Molecular hydrogen (H2) is a biologically active gas that is used medically to ameliorate various systemic pathological conditions. H2 also regulates gene expression involved in intracellular signaling and metabolic pathways. Therefore, we attempted to identify genes that exhibit similar changes in expression in response to H2 by employing DNA microarrays and gene set enrichment analysis. We found that H2 activated the expression of sets of genes regulated by histone H3K27 methylation status. H2 also modified the expression of many genes regulated by a wide variety of signaling pathways.

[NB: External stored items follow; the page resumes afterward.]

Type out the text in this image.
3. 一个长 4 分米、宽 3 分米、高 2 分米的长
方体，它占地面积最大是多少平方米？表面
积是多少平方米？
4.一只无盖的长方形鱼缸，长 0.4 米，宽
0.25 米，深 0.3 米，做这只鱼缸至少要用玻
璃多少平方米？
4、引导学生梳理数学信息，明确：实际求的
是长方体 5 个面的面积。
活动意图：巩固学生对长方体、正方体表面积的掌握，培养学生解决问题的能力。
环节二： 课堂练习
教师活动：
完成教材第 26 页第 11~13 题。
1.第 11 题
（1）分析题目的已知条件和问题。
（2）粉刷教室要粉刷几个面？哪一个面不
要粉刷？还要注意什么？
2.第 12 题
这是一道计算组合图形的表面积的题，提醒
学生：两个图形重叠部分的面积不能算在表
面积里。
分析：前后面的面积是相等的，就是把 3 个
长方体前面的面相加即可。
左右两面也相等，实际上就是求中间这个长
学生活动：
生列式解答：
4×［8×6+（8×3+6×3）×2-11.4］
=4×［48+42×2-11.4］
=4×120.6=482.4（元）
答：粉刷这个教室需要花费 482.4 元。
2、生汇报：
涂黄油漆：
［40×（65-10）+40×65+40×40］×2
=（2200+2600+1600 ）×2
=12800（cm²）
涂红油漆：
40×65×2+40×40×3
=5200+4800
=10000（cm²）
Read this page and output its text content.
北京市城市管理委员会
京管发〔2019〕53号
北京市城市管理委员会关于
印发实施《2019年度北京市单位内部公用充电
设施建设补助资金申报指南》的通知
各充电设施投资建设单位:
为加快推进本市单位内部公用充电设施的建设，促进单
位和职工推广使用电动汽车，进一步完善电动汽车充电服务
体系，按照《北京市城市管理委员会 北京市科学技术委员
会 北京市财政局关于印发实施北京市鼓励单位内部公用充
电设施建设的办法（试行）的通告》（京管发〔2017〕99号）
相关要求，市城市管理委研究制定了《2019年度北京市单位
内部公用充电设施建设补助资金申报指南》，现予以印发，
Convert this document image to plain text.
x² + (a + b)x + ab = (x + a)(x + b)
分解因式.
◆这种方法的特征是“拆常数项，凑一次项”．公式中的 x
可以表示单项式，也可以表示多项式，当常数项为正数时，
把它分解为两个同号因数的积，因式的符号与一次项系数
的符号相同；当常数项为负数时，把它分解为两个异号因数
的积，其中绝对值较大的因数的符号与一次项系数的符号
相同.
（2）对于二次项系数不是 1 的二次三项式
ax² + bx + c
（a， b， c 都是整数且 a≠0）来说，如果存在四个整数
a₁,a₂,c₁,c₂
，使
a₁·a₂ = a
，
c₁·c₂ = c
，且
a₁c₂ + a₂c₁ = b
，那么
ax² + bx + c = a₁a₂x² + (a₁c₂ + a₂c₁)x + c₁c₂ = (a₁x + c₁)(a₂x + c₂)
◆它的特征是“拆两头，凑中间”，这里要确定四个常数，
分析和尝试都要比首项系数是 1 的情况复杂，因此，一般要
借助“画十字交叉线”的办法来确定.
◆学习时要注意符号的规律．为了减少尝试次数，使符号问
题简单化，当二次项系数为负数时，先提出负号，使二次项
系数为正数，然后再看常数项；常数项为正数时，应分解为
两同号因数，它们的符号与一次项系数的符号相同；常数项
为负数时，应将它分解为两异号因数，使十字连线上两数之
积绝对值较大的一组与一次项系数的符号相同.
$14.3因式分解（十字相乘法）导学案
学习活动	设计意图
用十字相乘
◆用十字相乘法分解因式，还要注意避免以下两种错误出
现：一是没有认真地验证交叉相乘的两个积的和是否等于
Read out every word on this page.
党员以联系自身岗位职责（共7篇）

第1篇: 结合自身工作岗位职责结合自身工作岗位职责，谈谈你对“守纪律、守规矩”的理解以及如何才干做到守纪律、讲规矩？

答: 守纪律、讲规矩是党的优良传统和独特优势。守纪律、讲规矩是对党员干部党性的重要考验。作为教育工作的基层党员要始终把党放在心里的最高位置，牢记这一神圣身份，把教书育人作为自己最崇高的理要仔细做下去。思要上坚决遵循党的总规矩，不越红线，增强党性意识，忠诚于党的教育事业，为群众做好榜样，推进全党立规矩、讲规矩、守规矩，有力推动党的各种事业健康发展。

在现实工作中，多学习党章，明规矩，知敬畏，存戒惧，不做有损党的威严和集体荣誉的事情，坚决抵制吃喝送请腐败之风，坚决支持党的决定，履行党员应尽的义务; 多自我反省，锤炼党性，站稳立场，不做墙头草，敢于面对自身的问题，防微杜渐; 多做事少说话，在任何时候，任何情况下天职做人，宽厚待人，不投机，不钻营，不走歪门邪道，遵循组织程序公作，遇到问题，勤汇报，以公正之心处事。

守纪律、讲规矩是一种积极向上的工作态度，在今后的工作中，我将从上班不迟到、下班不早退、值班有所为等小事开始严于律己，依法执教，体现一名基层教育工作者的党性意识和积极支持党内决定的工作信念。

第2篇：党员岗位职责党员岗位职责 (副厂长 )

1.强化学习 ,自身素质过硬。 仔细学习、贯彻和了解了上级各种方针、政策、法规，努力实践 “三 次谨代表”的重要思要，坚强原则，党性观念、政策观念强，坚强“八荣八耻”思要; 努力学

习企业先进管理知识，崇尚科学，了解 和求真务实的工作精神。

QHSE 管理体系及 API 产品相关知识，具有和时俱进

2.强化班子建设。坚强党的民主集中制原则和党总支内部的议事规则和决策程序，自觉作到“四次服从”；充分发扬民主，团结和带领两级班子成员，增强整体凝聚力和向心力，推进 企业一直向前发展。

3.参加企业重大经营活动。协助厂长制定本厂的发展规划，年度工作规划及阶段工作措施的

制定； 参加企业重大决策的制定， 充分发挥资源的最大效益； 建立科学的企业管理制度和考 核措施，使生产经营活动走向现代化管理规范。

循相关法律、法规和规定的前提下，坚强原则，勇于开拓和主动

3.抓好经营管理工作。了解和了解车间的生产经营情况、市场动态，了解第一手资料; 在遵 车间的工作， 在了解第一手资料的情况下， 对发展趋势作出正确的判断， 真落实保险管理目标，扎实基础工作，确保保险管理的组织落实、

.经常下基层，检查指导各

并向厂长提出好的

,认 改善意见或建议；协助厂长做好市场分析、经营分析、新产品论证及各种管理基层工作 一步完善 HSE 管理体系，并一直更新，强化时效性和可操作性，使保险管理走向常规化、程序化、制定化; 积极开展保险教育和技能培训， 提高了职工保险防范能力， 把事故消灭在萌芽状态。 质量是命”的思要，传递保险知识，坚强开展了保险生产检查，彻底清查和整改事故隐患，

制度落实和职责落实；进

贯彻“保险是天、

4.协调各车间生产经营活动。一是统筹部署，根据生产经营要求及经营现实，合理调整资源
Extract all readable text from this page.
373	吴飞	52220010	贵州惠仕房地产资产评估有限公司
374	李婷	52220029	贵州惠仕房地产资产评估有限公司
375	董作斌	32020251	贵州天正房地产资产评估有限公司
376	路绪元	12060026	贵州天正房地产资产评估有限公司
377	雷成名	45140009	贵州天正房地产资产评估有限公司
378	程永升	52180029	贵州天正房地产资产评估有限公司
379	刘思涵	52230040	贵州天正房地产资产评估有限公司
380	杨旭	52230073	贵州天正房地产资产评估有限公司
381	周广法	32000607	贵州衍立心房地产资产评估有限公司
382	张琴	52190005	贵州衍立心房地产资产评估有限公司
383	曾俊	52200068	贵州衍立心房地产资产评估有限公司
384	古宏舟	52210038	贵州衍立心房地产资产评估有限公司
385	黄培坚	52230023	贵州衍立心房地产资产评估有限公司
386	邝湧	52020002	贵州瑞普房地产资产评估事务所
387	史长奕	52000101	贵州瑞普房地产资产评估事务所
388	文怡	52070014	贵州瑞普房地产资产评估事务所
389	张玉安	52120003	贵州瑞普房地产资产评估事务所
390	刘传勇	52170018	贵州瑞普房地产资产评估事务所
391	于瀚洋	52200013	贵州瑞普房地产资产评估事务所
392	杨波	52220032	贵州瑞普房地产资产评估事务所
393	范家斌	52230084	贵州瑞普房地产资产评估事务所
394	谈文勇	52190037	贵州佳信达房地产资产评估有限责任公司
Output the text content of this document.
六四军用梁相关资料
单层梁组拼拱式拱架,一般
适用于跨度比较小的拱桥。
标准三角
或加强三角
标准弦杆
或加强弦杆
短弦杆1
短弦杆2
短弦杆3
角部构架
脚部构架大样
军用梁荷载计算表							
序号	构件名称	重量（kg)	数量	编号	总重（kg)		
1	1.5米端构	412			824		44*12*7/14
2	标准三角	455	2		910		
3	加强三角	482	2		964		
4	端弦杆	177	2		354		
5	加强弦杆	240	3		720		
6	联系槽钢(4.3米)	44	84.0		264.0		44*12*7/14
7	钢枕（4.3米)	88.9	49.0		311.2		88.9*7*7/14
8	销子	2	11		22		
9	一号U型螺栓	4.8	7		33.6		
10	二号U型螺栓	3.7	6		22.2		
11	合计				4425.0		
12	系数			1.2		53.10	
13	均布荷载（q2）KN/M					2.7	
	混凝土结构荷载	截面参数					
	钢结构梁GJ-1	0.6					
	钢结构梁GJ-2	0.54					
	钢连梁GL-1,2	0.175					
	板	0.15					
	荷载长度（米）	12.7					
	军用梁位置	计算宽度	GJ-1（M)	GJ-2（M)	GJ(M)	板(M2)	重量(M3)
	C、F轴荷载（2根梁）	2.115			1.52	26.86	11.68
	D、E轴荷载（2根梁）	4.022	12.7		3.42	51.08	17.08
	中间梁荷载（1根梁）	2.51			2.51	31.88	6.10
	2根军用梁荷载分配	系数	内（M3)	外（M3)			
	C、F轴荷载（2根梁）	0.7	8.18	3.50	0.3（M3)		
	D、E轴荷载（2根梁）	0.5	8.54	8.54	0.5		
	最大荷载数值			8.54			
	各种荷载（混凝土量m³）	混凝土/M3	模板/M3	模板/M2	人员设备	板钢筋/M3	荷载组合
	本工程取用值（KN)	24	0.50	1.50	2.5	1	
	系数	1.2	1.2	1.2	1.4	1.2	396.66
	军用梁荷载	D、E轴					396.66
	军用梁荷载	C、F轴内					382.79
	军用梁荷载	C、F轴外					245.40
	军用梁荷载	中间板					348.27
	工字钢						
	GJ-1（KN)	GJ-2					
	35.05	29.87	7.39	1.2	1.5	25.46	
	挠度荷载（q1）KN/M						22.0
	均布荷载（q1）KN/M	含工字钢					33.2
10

We divided 4-week-old male F344 rats into four groups: 1) control/normal diet group: fed with basal rodent chow (CE-2; CLEA Japan Inc., Tokyo, Japan) and reared in air (n = 4), 2) hydrogen-treated/normal diet group: fed with basal rodent chow and hydrogen-rich water in 2% hydrogen/98% air (n = 4), 3) control/CDAA diet group: fed with a choline-deficient L-amino acid-defined diet (CDAA diet; A06083101, Research Diets, Inc., New Brunswick, NJ) and reared in air (n = 4), 4) hydrogen-treated/CDAA diet group: fed with CDAA diet and hydrogen-rich water in 2% hydrogen/98% air (n = 4). Hydrogen-rich water (0.7mM dissolved hydrogen) was generated from distilled water with 0.44 mM Na2SO4 using Aquela Blue, a water-electrolyzing device to produce electrolyzed hydrogen-saturated water near neutral pH (MiZ Co., Ltd, Fujisawa, Japan). The control dehydrogenized water was prepared by gently stirring hydrogen-rich water in open air for 24 hours. Hydrogen-rich water or control water was administrated ad libitum to the rats with a 50-ml closed glass vessel equipped with an outlet line having a ball bearing. After 3-week rearing, the rats were sacrificed and their livers were excised for RNA extraction. Furthermore, we performed DNA microarray analysis to examine changes in the gene expression profiles.

分子氢（Molecular hydrogen，H₂）是一种具有生物活性的气体，临床可用于改善多种全身性病理状态。此外，H₂还可调控参与细胞内信号转导与代谢通路的基因表达。因此，本研究借助DNA微阵列（DNA microarray）与基因集富集分析（gene set enrichment analysis），旨在筛选出对H₂处理呈现相似表达变化的基因。研究发现，H₂可激活受组蛋白H3K27甲基化（histone H3K27 methylation）状态调控的基因集的表达；同时，H₂还可改变大量受多种信号通路调控的基因的表达水平。 本研究将4周龄雄性F344大鼠分为四组： 1) 正常饮食对照组：饲喂基础啮齿类饲料（CE-2；日本东京CLEA日本公司），于正常空气环境中饲养（n=4）； 2) 正常饮食氢处理组：饲喂基础啮齿类饲料，于2%氢气与98%空气的混合环境中饲养并自由饮用富氢水（n=4）； 3) CDAA饮食对照组：饲喂胆碱缺乏型L-氨基酸限定饲料（choline-deficient L-amino acid-defined diet，CDAA diet；货号A06083101，美国新泽西州Research Diets公司），于正常空气环境中饲养（n=4）； 4) CDAA饮食氢处理组：饲喂CDAA饲料，于2%氢气与98%空气的混合环境中饲养并自由饮用富氢水（n=4）。 富氢水（溶解氢浓度为0.7mM）以含0.44mM硫酸钠的蒸馏水为原料，通过电解装置Aquela Blue制备，该装置可生成接近中性pH的电解氢饱和水（日本藤泽市MiZ株式会社）。对照脱氢水的制备方法为：将富氢水置于敞口环境中轻柔搅拌24小时。 本研究采用配备带滚珠轴承出口管路的50ml密闭玻璃容器，为大鼠自由提供富氢水或对照水。饲养3周后，处死大鼠并摘取肝脏用于RNA提取。此外，本研究通过DNA微阵列分析检测基因表达谱的变化情况。